30 Day Journal Challenge - Day 21

Which of your personality traits do you like the most?

My ability to adapt. I am very flexible in many ways and can just run with it. Now that does come with a down side because I am incredibly bad at dealing with others who move slowly.

I was going to say my ability to find patterns and problem solving but that has even more pain in the butt downsides. My ability to predict outcomes has made me into a Cassandra a lot and I don’t like it.

30 Day Journal Challenge - Day 20

Which of your personality traits would you most like to change?

My impulsiveness. It’s funny, I don’t think most people realize just how impulsive I am. But that trait runs through my life like a giant flashing neon light if people actually looked at it. All my hobbies, activities, career projectory, I just try hard to suppress it when I am with people in my personal life. It seems to overwhelm them.

There are very few people who can hang with me on the impulsiveness train and they are the ones I hold closest to me.

30 Day Journal Challenge - Day 18

Look at your list from question 17. Which of the accomplishments did you achieve primarily for someone else?

College. Honestly even for my masters I learned a few things but the vast majority I already knew. I like to learn new skills and a lot of the skills I had to learn I already did because I needed it for work.
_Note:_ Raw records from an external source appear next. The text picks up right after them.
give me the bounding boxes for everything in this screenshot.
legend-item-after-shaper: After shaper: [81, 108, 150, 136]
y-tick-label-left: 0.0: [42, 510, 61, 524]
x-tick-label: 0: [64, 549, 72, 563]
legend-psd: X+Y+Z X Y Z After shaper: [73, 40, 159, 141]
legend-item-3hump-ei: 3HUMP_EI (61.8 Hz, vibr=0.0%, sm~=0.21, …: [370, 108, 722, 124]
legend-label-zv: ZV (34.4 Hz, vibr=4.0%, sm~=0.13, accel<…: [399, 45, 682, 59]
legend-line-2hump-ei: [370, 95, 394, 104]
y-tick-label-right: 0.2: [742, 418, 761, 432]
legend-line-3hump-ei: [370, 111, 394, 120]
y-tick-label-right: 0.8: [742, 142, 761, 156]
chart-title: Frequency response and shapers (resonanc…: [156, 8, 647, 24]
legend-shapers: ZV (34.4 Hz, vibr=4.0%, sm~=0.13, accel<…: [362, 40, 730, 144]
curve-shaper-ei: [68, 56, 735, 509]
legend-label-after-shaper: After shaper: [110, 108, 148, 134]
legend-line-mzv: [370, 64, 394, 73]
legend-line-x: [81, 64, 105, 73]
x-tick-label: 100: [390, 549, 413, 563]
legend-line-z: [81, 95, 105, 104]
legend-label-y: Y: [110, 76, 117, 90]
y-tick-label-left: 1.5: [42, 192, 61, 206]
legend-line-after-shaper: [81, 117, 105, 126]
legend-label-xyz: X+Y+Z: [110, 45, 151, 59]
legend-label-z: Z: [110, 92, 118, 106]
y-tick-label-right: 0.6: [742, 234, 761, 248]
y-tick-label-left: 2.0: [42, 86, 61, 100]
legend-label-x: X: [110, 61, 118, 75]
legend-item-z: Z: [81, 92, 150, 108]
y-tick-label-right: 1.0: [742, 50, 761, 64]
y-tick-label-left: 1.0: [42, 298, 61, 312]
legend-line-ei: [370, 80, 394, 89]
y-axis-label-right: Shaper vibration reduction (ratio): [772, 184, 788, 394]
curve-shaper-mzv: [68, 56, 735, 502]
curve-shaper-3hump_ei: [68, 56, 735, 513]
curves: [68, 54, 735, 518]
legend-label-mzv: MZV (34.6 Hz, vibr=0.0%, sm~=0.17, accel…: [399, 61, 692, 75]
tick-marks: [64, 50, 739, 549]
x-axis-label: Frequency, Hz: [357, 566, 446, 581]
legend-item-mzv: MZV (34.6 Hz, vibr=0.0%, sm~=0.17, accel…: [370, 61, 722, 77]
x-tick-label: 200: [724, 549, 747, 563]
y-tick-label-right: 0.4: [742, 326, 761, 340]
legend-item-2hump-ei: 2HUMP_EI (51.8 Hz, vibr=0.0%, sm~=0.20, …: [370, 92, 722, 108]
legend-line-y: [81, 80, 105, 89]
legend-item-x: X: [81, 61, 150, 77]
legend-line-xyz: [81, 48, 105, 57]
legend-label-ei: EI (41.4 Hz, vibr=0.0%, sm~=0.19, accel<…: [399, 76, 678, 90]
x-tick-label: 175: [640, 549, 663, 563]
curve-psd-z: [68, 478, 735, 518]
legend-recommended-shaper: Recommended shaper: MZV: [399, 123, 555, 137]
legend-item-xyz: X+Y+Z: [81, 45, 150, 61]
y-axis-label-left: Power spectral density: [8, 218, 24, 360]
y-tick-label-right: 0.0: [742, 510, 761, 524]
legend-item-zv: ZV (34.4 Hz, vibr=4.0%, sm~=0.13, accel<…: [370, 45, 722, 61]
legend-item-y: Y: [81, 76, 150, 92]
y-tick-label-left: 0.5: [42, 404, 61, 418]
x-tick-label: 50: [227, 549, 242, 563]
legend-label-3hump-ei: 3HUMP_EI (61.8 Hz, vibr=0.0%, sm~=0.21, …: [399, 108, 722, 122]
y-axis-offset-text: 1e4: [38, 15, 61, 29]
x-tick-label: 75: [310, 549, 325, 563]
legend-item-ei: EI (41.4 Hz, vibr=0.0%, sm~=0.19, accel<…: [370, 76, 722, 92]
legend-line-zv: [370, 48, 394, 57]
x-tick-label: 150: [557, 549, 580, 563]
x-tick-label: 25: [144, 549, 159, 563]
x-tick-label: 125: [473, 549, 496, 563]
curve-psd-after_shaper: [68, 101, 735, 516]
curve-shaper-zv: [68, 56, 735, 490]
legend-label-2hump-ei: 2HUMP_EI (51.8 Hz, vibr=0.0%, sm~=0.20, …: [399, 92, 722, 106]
I did it to get the paper so I could be taken more seriously.

Now if I went BACK to college, I would love to get my doctorate in Economics - with a focus in behavioral economics and focus in on healthcare. That one, that would be for me.

30 Day Journal Challenge - Day 17

Make a list of some of the accomplishments you have achieved in your life

I know I have accomplished things but honestly I can’t list them. What are accomplishments and do they even really matter. Most of the list I would list of accomplishments many others would value but to me they are just a thing that happened. Like the list, none of those would be accomplishments, they would just be experiences. College was an experience, work promotions are an experience. If I get published that would be an experience. I don’t see those as anything worth calling out in any real manner.
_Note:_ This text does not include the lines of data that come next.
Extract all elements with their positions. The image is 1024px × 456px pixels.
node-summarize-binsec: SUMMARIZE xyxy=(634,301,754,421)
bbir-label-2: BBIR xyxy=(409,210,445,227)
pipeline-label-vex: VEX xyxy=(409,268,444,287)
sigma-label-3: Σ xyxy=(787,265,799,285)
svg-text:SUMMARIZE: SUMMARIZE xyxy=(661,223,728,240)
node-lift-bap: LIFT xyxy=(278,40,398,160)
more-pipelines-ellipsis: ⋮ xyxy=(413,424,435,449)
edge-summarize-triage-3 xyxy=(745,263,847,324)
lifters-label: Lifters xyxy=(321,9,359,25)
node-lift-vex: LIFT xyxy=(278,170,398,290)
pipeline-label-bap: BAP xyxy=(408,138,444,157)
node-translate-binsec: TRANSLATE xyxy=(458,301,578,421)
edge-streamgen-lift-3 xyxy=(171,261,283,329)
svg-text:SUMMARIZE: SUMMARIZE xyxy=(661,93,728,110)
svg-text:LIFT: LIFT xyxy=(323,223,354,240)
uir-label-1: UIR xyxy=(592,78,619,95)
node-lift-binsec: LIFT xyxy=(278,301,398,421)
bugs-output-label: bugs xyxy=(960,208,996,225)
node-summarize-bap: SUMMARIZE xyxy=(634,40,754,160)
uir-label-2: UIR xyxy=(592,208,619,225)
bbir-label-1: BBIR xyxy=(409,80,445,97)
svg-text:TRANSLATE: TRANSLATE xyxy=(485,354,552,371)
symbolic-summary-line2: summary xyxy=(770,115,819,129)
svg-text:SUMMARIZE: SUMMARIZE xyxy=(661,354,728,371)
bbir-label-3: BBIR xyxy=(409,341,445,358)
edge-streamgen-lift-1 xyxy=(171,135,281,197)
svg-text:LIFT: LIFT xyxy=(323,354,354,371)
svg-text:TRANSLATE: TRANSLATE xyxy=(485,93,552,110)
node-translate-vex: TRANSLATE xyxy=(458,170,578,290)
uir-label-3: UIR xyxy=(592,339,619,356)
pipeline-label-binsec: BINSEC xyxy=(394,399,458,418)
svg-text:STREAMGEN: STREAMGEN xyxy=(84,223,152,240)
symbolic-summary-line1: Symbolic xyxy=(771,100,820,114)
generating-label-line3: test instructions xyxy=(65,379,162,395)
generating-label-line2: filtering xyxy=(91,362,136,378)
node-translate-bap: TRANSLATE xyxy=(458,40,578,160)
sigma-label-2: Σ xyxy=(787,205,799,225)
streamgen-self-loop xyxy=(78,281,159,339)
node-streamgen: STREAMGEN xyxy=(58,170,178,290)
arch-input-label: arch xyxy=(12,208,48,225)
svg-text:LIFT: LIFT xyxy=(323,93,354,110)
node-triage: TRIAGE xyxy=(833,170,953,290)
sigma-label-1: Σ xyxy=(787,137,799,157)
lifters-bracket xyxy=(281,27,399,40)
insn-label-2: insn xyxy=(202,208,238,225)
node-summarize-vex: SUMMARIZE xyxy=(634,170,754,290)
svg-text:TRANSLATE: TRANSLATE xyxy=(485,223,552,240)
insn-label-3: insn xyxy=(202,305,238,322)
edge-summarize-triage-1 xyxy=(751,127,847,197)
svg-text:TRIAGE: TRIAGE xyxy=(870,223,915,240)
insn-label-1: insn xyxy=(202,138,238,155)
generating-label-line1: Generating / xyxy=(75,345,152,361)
Got one - I have perfected peanut butter brownies AND then translated it to using a box mix so I can give the recipe to others and it doesn’t intimidate them. That I am proud of.
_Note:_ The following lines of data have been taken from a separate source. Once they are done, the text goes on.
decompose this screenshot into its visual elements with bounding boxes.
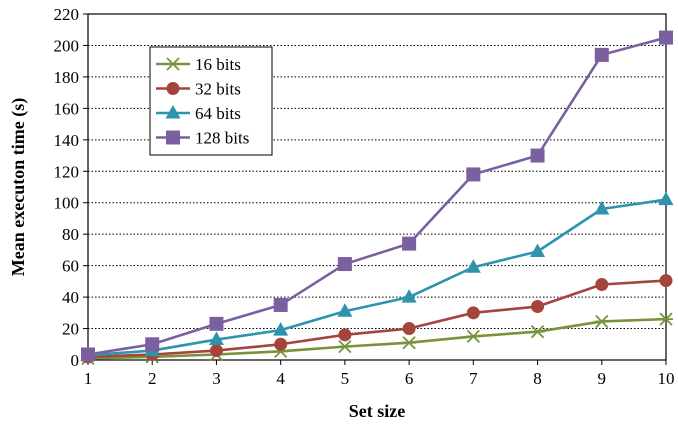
data-point <box>594 314 609 329</box>
y-tick-label: 220 <box>54 5 80 24</box>
y-tick-label: 0 <box>71 351 80 370</box>
legend-marker <box>166 82 180 95</box>
x-tick-label: 6 <box>405 369 414 388</box>
data-point <box>530 325 545 339</box>
y-tick-label: 200 <box>54 36 80 55</box>
series-line <box>87 198 667 357</box>
legend-marker <box>166 130 180 145</box>
data-point <box>531 300 545 314</box>
data-point <box>530 148 545 163</box>
data-point <box>595 278 609 292</box>
y-tick-label: 40 <box>62 288 79 307</box>
data-point <box>273 297 288 312</box>
y-tick-label: 80 <box>62 225 79 244</box>
data-point <box>594 201 610 215</box>
data-point <box>209 344 223 358</box>
legend-label: 16 bits <box>195 55 241 74</box>
x-tick-label: 9 <box>598 369 607 388</box>
x-tick-label: 7 <box>469 369 478 388</box>
x-tick-label: 8 <box>533 369 542 388</box>
data-point <box>402 322 416 336</box>
data-point <box>337 257 352 272</box>
y-tick-labels: 0 20 40 60 80 100 120 140 160 180 200 220 <box>54 5 88 370</box>
data-point <box>530 243 546 257</box>
x-tick-label: 10 <box>658 369 675 388</box>
x-tick-label: 3 <box>212 369 221 388</box>
legend-label: 128 bits <box>195 129 249 148</box>
legend-label: 32 bits <box>195 80 241 99</box>
legend-marker <box>165 105 181 119</box>
data-point <box>659 312 673 326</box>
data-point <box>658 191 674 206</box>
plot-area-frame <box>87 13 667 361</box>
legend-item: 64 bits <box>156 104 241 123</box>
data-point <box>466 167 481 182</box>
legend-item: 32 bits <box>156 80 241 99</box>
legend: 16 bits 32 bits 64 bits 128 bits <box>149 46 273 156</box>
y-tick-label: 20 <box>62 320 79 339</box>
series-line <box>87 36 667 356</box>
y-tick-label: 120 <box>54 162 80 181</box>
data-point <box>401 289 417 303</box>
x-tick-labels: 1 2 3 4 5 6 7 8 9 10 <box>84 360 675 388</box>
x-axis-title: Set size <box>349 401 405 421</box>
data-point <box>208 331 224 346</box>
data-point <box>337 339 352 354</box>
x-tick-label: 1 <box>84 369 93 388</box>
y-tick-label: 100 <box>54 194 80 213</box>
series-layer <box>80 30 674 366</box>
x-tick-label: 4 <box>276 369 285 388</box>
x-tick-label: 2 <box>148 369 157 388</box>
legend-marker <box>166 57 180 71</box>
data-point <box>594 47 609 62</box>
legend-item: 16 bits <box>156 55 241 74</box>
series-32-bits <box>81 274 673 364</box>
data-point <box>402 336 417 350</box>
data-point <box>659 274 673 288</box>
data-point <box>465 259 481 273</box>
data-point <box>274 337 288 351</box>
data-point <box>659 30 673 45</box>
series-line <box>87 279 667 359</box>
data-point <box>145 337 160 352</box>
series-128-bits <box>81 30 673 362</box>
data-point <box>466 329 481 344</box>
data-point <box>337 303 353 317</box>
data-point <box>209 316 224 331</box>
series-line <box>87 317 667 360</box>
series-64-bits <box>80 191 674 361</box>
data-point <box>273 322 289 336</box>
x-tick-label: 5 <box>341 369 350 388</box>
y-axis-title: Mean executon time (s) <box>8 98 29 276</box>
data-point <box>466 306 480 320</box>
y-tick-label: 140 <box>54 131 80 150</box>
legend-item: 128 bits <box>156 129 249 148</box>
data-point <box>81 347 95 362</box>
data-point <box>402 236 417 251</box>
y-tick-label: 180 <box>54 68 80 87</box>
y-tick-label: 60 <box>62 257 79 276</box>
y-tick-label: 160 <box>54 99 80 118</box>
legend-label: 64 bits <box>195 104 241 123</box>
data-point <box>338 328 352 342</box>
30 Day Journal Challenge - Day 14

Have you ever been hurt by someone you loved, but later realized the person hadn’t intentionally done anything to hurt you?

Oh boy, yes. There is this guy…

I wonder how many responses to this question started with that phrase.

He still is wonderful. Smart, sweet, witty and kind. And I know he didn’t intentionally mean to pretty much trigger an existential crisis in who I am.

He was still in love with his ex. I am not her. He wanted me to be her. I tried. I failed. I ended it because the fact that this person who I had known for so long and had been one of the few people in my life I truly felt I could be myself with wanted me to be someone else, it broke me.

He never intended it. He was in pain too. Which makes it even worse because regardless of me I didn’t want him in pain. It was one of the reasons I tried.

What is funny is my flings with him were short. Much shorter than 3 other more real long term relationships. But yet they don’t haunt me in the same way.